There are many methods available for patterning multi-layer structures, e.g., in the formation of electronic, optical or mechanical components and devices. The particular method chosen depends on many factors such as dimensional tolerances, material compatibilities, throughput requirements, manufacturing costs and the like. Photolithography is a common patterning technique, used especially in the construction of microelectronic devices on flat surfaces such as glass, silicon wafers or plastic. Photolithography can provide high resolution images and may be done on a large scale. For example, electronic back planes for displays are commonly constructed using photolithography. Flat surfaces help enable uniform coating of various layers and high quality photolithographic processes.
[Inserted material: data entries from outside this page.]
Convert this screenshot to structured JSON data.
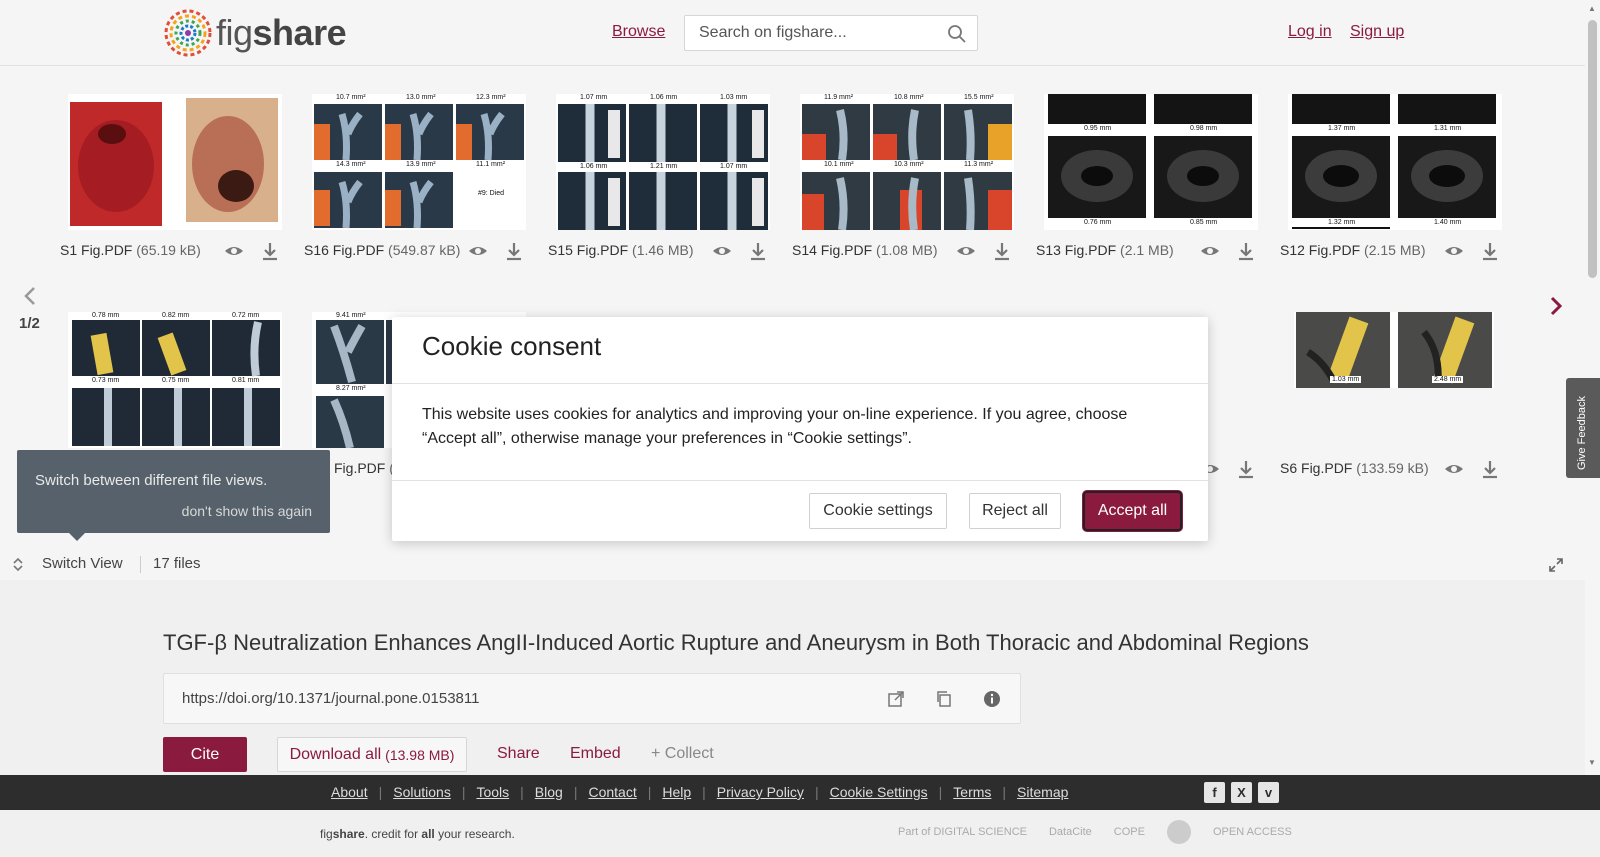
{
  "header": {
    "logo_prefix": "fig",
    "logo_suffix": "share",
    "browse": "Browse",
    "search_placeholder": "Search on figshare...",
    "login": "Log in",
    "signup": "Sign up"
  },
  "gallery": {
    "pager": "1/2",
    "row1": [
      {
        "name": "S1 Fig.PDF",
        "size": "(65.19 kB)"
      },
      {
        "name": "S16 Fig.PDF",
        "size": "(549.87 kB)"
      },
      {
        "name": "S15 Fig.PDF",
        "size": "(1.46 MB)"
      },
      {
        "name": "S14 Fig.PDF",
        "size": "(1.08 MB)"
      },
      {
        "name": "S13 Fig.PDF",
        "size": "(2.1 MB)"
      },
      {
        "name": "S12 Fig.PDF",
        "size": "(2.15 MB)"
      }
    ],
    "row2": [
      {
        "name": "",
        "size": ""
      },
      {
        "name": "Fig.PDF",
        "size": "("
      },
      {
        "name": "",
        "size": ""
      },
      {
        "name": "",
        "size": ""
      },
      {
        "name": "",
        "size": ""
      },
      {
        "name": "S6 Fig.PDF",
        "size": "(133.59 kB)"
      }
    ],
    "thumb_labels": {
      "t1": [
        "10.7 mm²",
        "13.0 mm²",
        "12.3 mm²",
        "14.3 mm²",
        "13.9 mm²",
        "11.1 mm²",
        "#9: Died"
      ],
      "t2": [
        "1.07 mm",
        "1.06 mm",
        "1.03 mm",
        "1.06 mm",
        "1.21 mm",
        "1.07 mm"
      ],
      "t3": [
        "11.9 mm²",
        "10.8 mm²",
        "15.5 mm²",
        "10.1 mm²",
        "10.3 mm²",
        "11.3 mm²"
      ],
      "t4": [
        "0.95 mm",
        "0.98 mm",
        "0.76 mm",
        "0.85 mm"
      ],
      "t5": [
        "1.37 mm",
        "1.31 mm",
        "1.32 mm",
        "1.40 mm"
      ],
      "t6": [
        "0.78 mm",
        "0.82 mm",
        "0.72 mm",
        "0.73 mm",
        "0.75 mm",
        "0.81 mm"
      ],
      "t7": [
        "9.41 mm²",
        "8.27 mm²"
      ],
      "t8": [
        "1.03 mm",
        "2.48 mm"
      ]
    },
    "tooltip_text": "Switch between different file views.",
    "tooltip_dismiss": "don't show this again",
    "switch_view": "Switch View",
    "files_count": "17 files"
  },
  "article": {
    "title": "TGF-β Neutralization Enhances AngII-Induced Aortic Rupture and Aneurysm in Both Thoracic and Abdominal Regions",
    "doi": "https://doi.org/10.1371/journal.pone.0153811",
    "cite": "Cite",
    "download_all": "Download all",
    "download_size": "(13.98 MB)",
    "share": "Share",
    "embed": "Embed",
    "collect": "+ Collect"
  },
  "cookie": {
    "title": "Cookie consent",
    "body": "This website uses cookies for analytics and improving your on-line experience. If you agree, choose “Accept all”, otherwise manage your preferences in “Cookie settings”.",
    "settings": "Cookie settings",
    "reject": "Reject all",
    "accept": "Accept all"
  },
  "feedback": "Give Feedback",
  "footer": {
    "links": [
      "About",
      "Solutions",
      "Tools",
      "Blog",
      "Contact",
      "Help",
      "Privacy Policy",
      "Cookie Settings",
      "Terms",
      "Sitemap"
    ],
    "credit_pre": "fig",
    "credit_brand": "share",
    "credit_mid": ". credit for ",
    "credit_bold": "all",
    "credit_post": " your research.",
    "partners": [
      "Part of DIGITAL SCIENCE",
      "DataCite",
      "COPE",
      "",
      "OPEN ACCESS"
    ],
    "social": [
      "facebook-icon",
      "x-icon",
      "vimeo-icon"
    ]
  },
  "colors": {
    "accent": "#8b1a3f",
    "footer_dark": "#2d2d2d"
  }
}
In manufacturing, a plurality of backplanes or semiconductor chips are typically constructed on a flat sheet or wafer of glass or silicon and then laser- or mechanically diced into individual backplanes or chips. This can generate unwanted dust and debris that may contaminate the devices and result in additional washing steps.
Sometimes multilayer structures or devices do not have a symmetrical shape and they are not easily cut into the desired shape without damaging the structure or causing low yield. One can optionally cut a support into the desired shape first and then apply additional layers, but at the sacrifice of the economy of scale. Further, coating uniform layers and photopatterning is often not amenable to non-symmetrically shaped articles.
Thus, a need exists for an improved method for patterning multilayer structures. In particular, a method of patterning structures is needed that is capable of providing articles having shapes other than simple squares or parallelograms, with high precision and large throughput, but without the need for laser or mechanical dicing.